Packet loss when traversing the network
The gossip protocol that Consul uses to communicate cluster membership and availability occurs almost entirely over UDP. There are periodic syncs that happen over TCP, but the vast majority of the communication occurs over UDP. Given that UDP is a lossy protocol, if your network is suffering from packet loss, this can contribute to errors and other unexpected issues in a Consul deployment. Monitoring network latency and packet loss in your network – particularly between datacenters if you're running in different regions or availability zones – can be very helpful to identify potential issues here.
ping
One of the most basic ways to test for packet loss is to simply ping another server. If packet loss is detected, then it will be shown in the report displayed after ending the ping. To perform a quick test, you can run this command:
ping -c 20 $IP
where $IP
is the IP address of the machine you're sending pings to. You would typically run this test either from a Consul server to another Consul server, from a Consul server to a Consul client, or from a Consul client to Consul server. That command will perform 20 pings and then print a report. If all is well, you would see something like this:
--- 8.8.8.8 ping statistics ---
20 packets transmitted, 20 received, 0% packet loss, time 19635ms
rtt min/avg/max/mdev = 21.886/30.795/104.567/17.504 ms
If there were problems, the summary line might look more like this:
20 packets transmitted, 15 received, 5 lost, 25% packet loss
Pretty much any amount of packet loss can be cause for concern and should be investigated – particularly if it's happening on a local network.
mtr
The mtr
tool is a bit more sophisticated than ping
and essentially combines traceroute
with ping
. It will trace the network route traffic is taking and will measure latency and packet loss at each network hop.
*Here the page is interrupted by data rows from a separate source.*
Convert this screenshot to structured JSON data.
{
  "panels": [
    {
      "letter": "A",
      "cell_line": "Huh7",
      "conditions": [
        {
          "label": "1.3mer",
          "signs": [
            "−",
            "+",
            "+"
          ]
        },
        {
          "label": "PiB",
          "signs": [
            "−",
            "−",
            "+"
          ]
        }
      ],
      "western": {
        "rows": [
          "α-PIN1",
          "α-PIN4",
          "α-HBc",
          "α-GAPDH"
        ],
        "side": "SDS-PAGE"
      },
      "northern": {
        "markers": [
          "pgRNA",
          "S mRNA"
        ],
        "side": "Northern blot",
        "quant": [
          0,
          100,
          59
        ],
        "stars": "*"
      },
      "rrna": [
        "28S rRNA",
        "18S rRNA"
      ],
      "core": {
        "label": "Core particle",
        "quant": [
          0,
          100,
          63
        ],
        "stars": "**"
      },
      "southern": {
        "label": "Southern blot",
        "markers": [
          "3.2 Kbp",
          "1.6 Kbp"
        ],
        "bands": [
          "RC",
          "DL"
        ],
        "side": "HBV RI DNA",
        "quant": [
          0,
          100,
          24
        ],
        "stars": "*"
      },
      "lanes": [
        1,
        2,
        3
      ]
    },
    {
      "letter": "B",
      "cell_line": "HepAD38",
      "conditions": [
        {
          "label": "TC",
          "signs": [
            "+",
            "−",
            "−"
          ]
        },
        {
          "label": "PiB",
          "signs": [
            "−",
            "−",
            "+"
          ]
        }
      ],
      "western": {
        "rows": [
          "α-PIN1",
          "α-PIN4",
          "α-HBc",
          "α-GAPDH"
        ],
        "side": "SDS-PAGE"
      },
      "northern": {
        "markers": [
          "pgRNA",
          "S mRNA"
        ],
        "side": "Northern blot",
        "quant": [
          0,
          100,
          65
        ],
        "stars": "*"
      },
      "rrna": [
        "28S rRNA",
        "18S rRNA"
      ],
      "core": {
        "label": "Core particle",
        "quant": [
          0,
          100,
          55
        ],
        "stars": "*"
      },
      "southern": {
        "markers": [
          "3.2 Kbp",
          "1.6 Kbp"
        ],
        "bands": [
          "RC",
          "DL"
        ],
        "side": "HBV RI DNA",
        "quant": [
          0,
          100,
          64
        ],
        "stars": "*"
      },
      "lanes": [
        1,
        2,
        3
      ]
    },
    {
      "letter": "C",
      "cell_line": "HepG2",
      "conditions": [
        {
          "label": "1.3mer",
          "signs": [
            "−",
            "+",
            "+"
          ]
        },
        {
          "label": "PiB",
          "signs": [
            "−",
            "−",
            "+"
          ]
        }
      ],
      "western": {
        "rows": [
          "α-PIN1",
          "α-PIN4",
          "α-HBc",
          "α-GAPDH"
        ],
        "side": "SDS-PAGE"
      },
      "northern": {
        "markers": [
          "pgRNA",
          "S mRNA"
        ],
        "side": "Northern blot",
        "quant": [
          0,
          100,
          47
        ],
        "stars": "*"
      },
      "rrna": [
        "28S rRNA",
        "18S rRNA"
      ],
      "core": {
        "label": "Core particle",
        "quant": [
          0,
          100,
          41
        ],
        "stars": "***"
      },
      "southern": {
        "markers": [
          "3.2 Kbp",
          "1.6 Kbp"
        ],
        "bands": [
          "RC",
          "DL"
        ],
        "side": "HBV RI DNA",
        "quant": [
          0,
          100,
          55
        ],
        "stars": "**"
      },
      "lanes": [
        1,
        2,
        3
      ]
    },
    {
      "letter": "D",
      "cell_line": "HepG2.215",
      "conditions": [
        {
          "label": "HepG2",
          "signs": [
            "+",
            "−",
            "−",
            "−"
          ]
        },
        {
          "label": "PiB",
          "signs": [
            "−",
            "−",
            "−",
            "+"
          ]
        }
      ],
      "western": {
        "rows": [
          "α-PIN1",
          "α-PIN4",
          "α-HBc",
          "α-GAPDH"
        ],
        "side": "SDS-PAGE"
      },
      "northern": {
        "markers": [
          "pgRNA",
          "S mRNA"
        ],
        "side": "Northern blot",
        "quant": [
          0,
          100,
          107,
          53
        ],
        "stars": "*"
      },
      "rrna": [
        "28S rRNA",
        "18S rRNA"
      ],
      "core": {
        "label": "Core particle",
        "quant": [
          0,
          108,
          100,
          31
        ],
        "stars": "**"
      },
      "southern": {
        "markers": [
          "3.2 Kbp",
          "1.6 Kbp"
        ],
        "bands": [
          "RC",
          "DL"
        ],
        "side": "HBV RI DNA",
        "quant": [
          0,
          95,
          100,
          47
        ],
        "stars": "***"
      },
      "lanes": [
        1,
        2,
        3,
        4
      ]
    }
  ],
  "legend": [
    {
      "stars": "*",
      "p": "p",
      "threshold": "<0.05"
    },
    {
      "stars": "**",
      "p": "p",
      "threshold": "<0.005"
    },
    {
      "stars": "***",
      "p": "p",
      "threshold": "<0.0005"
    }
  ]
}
This can be very helpful when trying to diagnose packet loss between datacenters where traffic is traversing the public internet – or in very large private networks.
Unlike ping, the mtr tool doesn't come pre-installed on most Linux systems, so you'll need to install it.
RHEL / CentOS
sudo yum install mtr
Debian-based
sudo apt install mtr
Once it's installed, you can perform a trace by running this command:
mtr -r -w -c 20 $IP
The -r
flag will cause it to run in report mode, the -w
flag will ensure it doesn't truncate hostname and the -c
parameter tells it to send a specific number of pings to each hop for the test. Output might look something like this:
Start: 2021-06-03T20:04:33+0000
HOST: ubuntu Loss% Snt Last Avg Best Wrst StDev
1.|-- 10.0.2.2 0.0% 20 0.3 0.3 0.2 0.6 0.1
2.|-- 192.168.86.1 0.0% 20 6.2 6.7 5.2 11.4 1.5
3.|-- 82.59.3.1 0.0% 20 13.3 24.6 13.3 76.7 13.2
4.|-- 56.69.3.21 0.0% 20 38.3 56.0 28.8 362.7 72.7
5.|-- 29.175.41.164 0.0% 20 24.2 27.6 15.7 87.9 15.0
6.|-- 29.175.41.46 0.0% 20 26.4 31.3 19.6 75.4 12.9
7.|-- 66.109.1.216 0.0% 20 35.7 34.8 25.1 121.4 21.2
8.|-- 72.14.214.198 0.0% 20 24.6 30.0 21.3 60.1 9.1
9.|-- 108.170.225.174 0.0% 20 30.5 33.8 23.2 126.7 22.1
10.|-- 172.253.78.225 0.0% 20 26.2 30.1 22.2 64.5 9.0
11.|-- 142.250.68.174 0.0% 20 30.7 27.0 19.3 34.7 3.9
Typically, in a packet loss scenario you would start seeing packet loss at one hop and then many or all subsequent hops would show packet loss too. That's generally because the packet loss issue is at the first hop it occurs and then the effects cascade to subsequent hops (because the one with issues is losing packets being sent downstream). As such, it's usually best to focus your efforts on the first hop exhibiting packet loss.
Caveats
These methods of packet loss detection will use ICMP pings out of the box. Many firewalls and other network devices disable ICMP, so you might have issues getting that to work. If you do, you might try the --tcp
flag with mtr or look for other TCP-based ping tools. It may also be possible to add network security rules in some Cloud environments to allow ICMP traffic between the VMs on your network. Doing so would allow this to work internally to your network at the very least.